A test deploy will deploy the pipeline with data tracing enabled, and then tear it down automatically. The pipeline will be torn down if it errors, or when it receives the first batch of data, or after 30 seconds of waiting for data; whichever comes first. Any erroring nodes will be highlighted, and the data being outputted by each node can be seen by selecting a given node.

Erroring nodes

When viewing data for a given node, the data being viewed is the data as it leaves that node. However, when a node errors the input data is displayed.

Pipeline deployment dialog with option for a test deploy and a full deploy.
Pipeline deployment dialog with option for a test deploy and a full deploy.

Options

Pipeline workspace options and configuration properties.
Pipeline workspace options and configuration properties.

icon function
Screenshot Reset view
Screenshot Automatically layout pipeline

Pipeline Settings

Right-hand-panel contains details of the selected node

Pipeline properties for a Kafka import.
Pipeline properties for a Kafka import.

Advanced Properties

Every created pipeline has Advanced settings.

Global Code

Global Code is executed before a pipeline is started; this code may be necessary for Stream Processor hooks, globals and named functions.

Teardown

Running pipelines consume memory and CPU resoruces.
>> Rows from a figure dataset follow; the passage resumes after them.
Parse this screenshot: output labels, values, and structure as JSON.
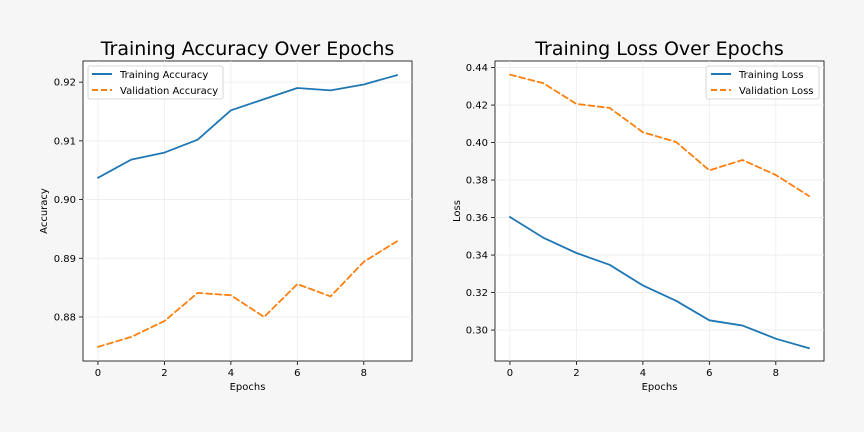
{
  "chart_data": [
    {
      "type": "line",
      "title": "Training Accuracy Over Epochs",
      "xlabel": "Epochs",
      "ylabel": "Accuracy",
      "xlim": [
        -0.45,
        9.45
      ],
      "ylim": [
        0.8725,
        0.9236
      ],
      "xticks": [
        0,
        2,
        4,
        6,
        8
      ],
      "xtick_labels": [
        "0",
        "2",
        "4",
        "6",
        "8"
      ],
      "yticks": [
        0.88,
        0.89,
        0.9,
        0.91,
        0.92
      ],
      "ytick_labels": [
        "0.88",
        "0.89",
        "0.90",
        "0.91",
        "0.92"
      ],
      "grid": true,
      "legend_position": "upper-left",
      "x": [
        0,
        1,
        2,
        3,
        4,
        5,
        6,
        7,
        8,
        9
      ],
      "series": [
        {
          "name": "Training Accuracy",
          "color": "#1f77b4",
          "style": "solid",
          "values": [
            0.9037,
            0.9068,
            0.908,
            0.9102,
            0.9152,
            0.9171,
            0.919,
            0.9186,
            0.9196,
            0.9212
          ]
        },
        {
          "name": "Validation Accuracy",
          "color": "#ff7f0e",
          "style": "dashed",
          "values": [
            0.8749,
            0.8766,
            0.8793,
            0.8841,
            0.8837,
            0.88,
            0.8856,
            0.8835,
            0.8894,
            0.8929
          ]
        }
      ]
    },
    {
      "type": "line",
      "title": "Training Loss Over Epochs",
      "xlabel": "Epochs",
      "ylabel": "Loss",
      "xlim": [
        -0.45,
        9.45
      ],
      "ylim": [
        0.2835,
        0.4435
      ],
      "xticks": [
        0,
        2,
        4,
        6,
        8
      ],
      "xtick_labels": [
        "0",
        "2",
        "4",
        "6",
        "8"
      ],
      "yticks": [
        0.3,
        0.32,
        0.34,
        0.36,
        0.38,
        0.4,
        0.42,
        0.44
      ],
      "ytick_labels": [
        "0.30",
        "0.32",
        "0.34",
        "0.36",
        "0.38",
        "0.40",
        "0.42",
        "0.44"
      ],
      "grid": true,
      "legend_position": "upper-right",
      "x": [
        0,
        1,
        2,
        3,
        4,
        5,
        6,
        7,
        8,
        9
      ],
      "series": [
        {
          "name": "Training Loss",
          "color": "#1f77b4",
          "style": "solid",
          "values": [
            0.3603,
            0.3493,
            0.3411,
            0.3348,
            0.3238,
            0.3156,
            0.3052,
            0.3024,
            0.2954,
            0.2903
          ]
        },
        {
          "name": "Validation Loss",
          "color": "#ff7f0e",
          "style": "dashed",
          "values": [
            0.4362,
            0.4317,
            0.4206,
            0.4185,
            0.4055,
            0.4003,
            0.3852,
            0.3907,
            0.3827,
            0.3715
          ]
        }
      ]
    }
  ]
}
You can teardown a pipeline to return consumed resources.

Teardown a pipeline from the list of running pipelines.
Teardown a pipeline from the list of running pipelines.

An option to Clean up resources after tearing down is also offered. This deletes data generated by the pipeline, freeing up additional resources.

When selecting Teardown, an option to Clean up resources after tearing down is available. When checked, pipeline data will be deleted as part of the teardown process.
When selecting Teardown, an option to Clean up resources after tearing down is available. When checked, pipeline data will be deleted as part of the teardown process.